In the windows, with their milky faces pressed against the panes, I avert my eyes to avoid theirs. Could their fish mouths form words without causing alarm or is their very presence cause for alarm?
Without their hoods, I cannot tell if they are echoes of death scratching at my door or if they are the constant reminders that I, too, can see the world or spirits. (Who would doubt their existence?)

Soul to soul, we traverse through time merging closer and closer to the source. To spirit or god or whatever name you choose. This evolution, this divine spark is the creation and pulled from this reverie, is their ashen faces screaming something at me.

Mute. I cannot see the words and I close my eyes to try to wash away their pain but in the closing, their visage is more clear- there are more colors to their emotions. Carved out of reality, I cannot escape them but I wish I could.
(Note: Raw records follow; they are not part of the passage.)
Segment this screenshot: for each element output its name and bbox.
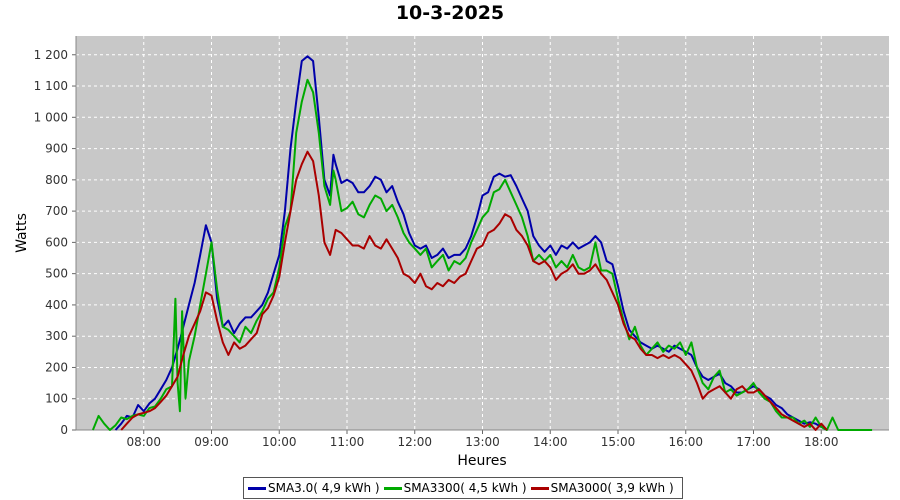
x-tick-label: 09:00	[194, 435, 229, 449]
y-tick-label: 300	[45, 329, 68, 343]
y-tick-label: 0	[60, 423, 68, 437]
plot-area	[76, 36, 889, 430]
legend-label: SMA3000( 3,9 kWh )	[550, 481, 674, 495]
x-tick-label: 17:00	[736, 435, 771, 449]
legend-swatch	[530, 486, 549, 490]
y-tick-label: 200	[45, 360, 68, 374]
y-axis-title: Watts	[14, 213, 30, 253]
y-tick-label: 800	[45, 173, 68, 187]
y-tick-label: 1 000	[34, 110, 68, 124]
x-tick-label: 14:00	[533, 435, 568, 449]
x-tick-label: 16:00	[668, 435, 703, 449]
legend: SMA3.0( 4,9 kWh ) SMA3300( 4,5 kWh ) SMA30…	[243, 477, 683, 499]
y-tick-label: 700	[45, 204, 68, 218]
legend-label: SMA3300( 4,5 kWh )	[403, 481, 527, 495]
y-tick-label: 100	[45, 392, 68, 406]
y-tick-label: 400	[45, 298, 68, 312]
y-tick-label: 900	[45, 142, 68, 156]
x-tick-label: 15:00	[601, 435, 636, 449]
axes: 0 100 200 300 400 500 600 700 800 900 1 000 1 100 1 …	[34, 36, 889, 449]
legend-swatch	[248, 486, 266, 490]
x-tick-label: 12:00	[397, 435, 432, 449]
x-tick-label: 13:00	[465, 435, 500, 449]
x-tick-label: 10:00	[262, 435, 297, 449]
x-tick-label: 08:00	[126, 435, 161, 449]
legend-item: SMA3.0( 4,9 kWh )	[248, 481, 380, 495]
y-tick-label: 600	[45, 235, 68, 249]
legend-label: SMA3.0( 4,9 kWh )	[268, 481, 380, 495]
x-axis-title: Heures	[457, 453, 506, 469]
y-tick-label: 1 200	[34, 48, 68, 62]
x-tick-label: 11:00	[330, 435, 365, 449]
series-line-1	[114, 55, 828, 431]
legend-item: SMA3000( 3,9 kWh )	[530, 481, 674, 495]
series-lines	[91, 55, 873, 431]
series-line-3	[120, 150, 828, 431]
y-tick-label: 1 100	[34, 79, 68, 93]
y-tick-label: 500	[45, 267, 68, 281]
legend-item: SMA3300( 4,5 kWh )	[383, 481, 527, 495]
chart-title: 10-3-2025	[395, 2, 505, 24]
series-line-2	[91, 78, 873, 431]
legend-swatch	[383, 486, 402, 490]
x-tick-label: 18:00	[804, 435, 839, 449]
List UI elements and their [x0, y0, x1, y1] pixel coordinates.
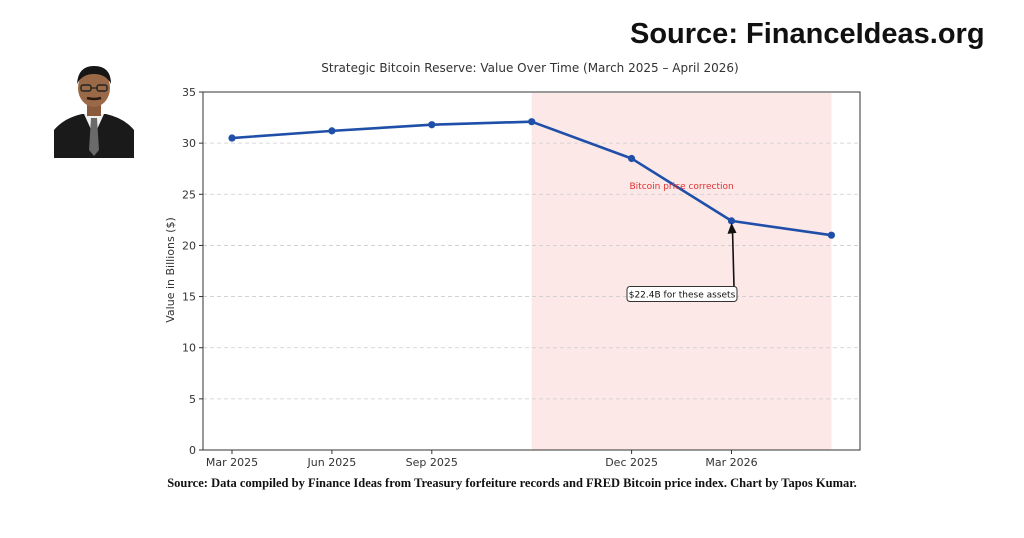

This quiet caused by refusal means there are no more messages. There are no resolutions, just a polite cue of help me, help me please. With pleading eyes, frantic and panicked and lost; I wish they could go away and I could stay up in the middle of the night without feeling them boring their eyes over my shoulder to gather me.

Sometimes, in my dreams, I grow scared seeing them as who I am going to become and wonder and fear that soon, soon they will pull me under and the veil will lift for a moment and then I shall hang out by the old yew tree in the graveyard. Where my granite headstone will erode and fade and grow lichen until my name all but disappears and I become the legend that haunts, scaring away young women with gifts because the graveyard is just too creepy.

I know her. I am her and I don’t want to become them.

So, my little fishes. My little white-faced spirits caught in the mist, I wish and pray for your safety and eventual merge into the oneness with all but nonetheless, ask that your passing be brief and you find your way down the road. You presence, lingering like cobwebs, creates such dis-ease that I cannot feel comfortable in my home.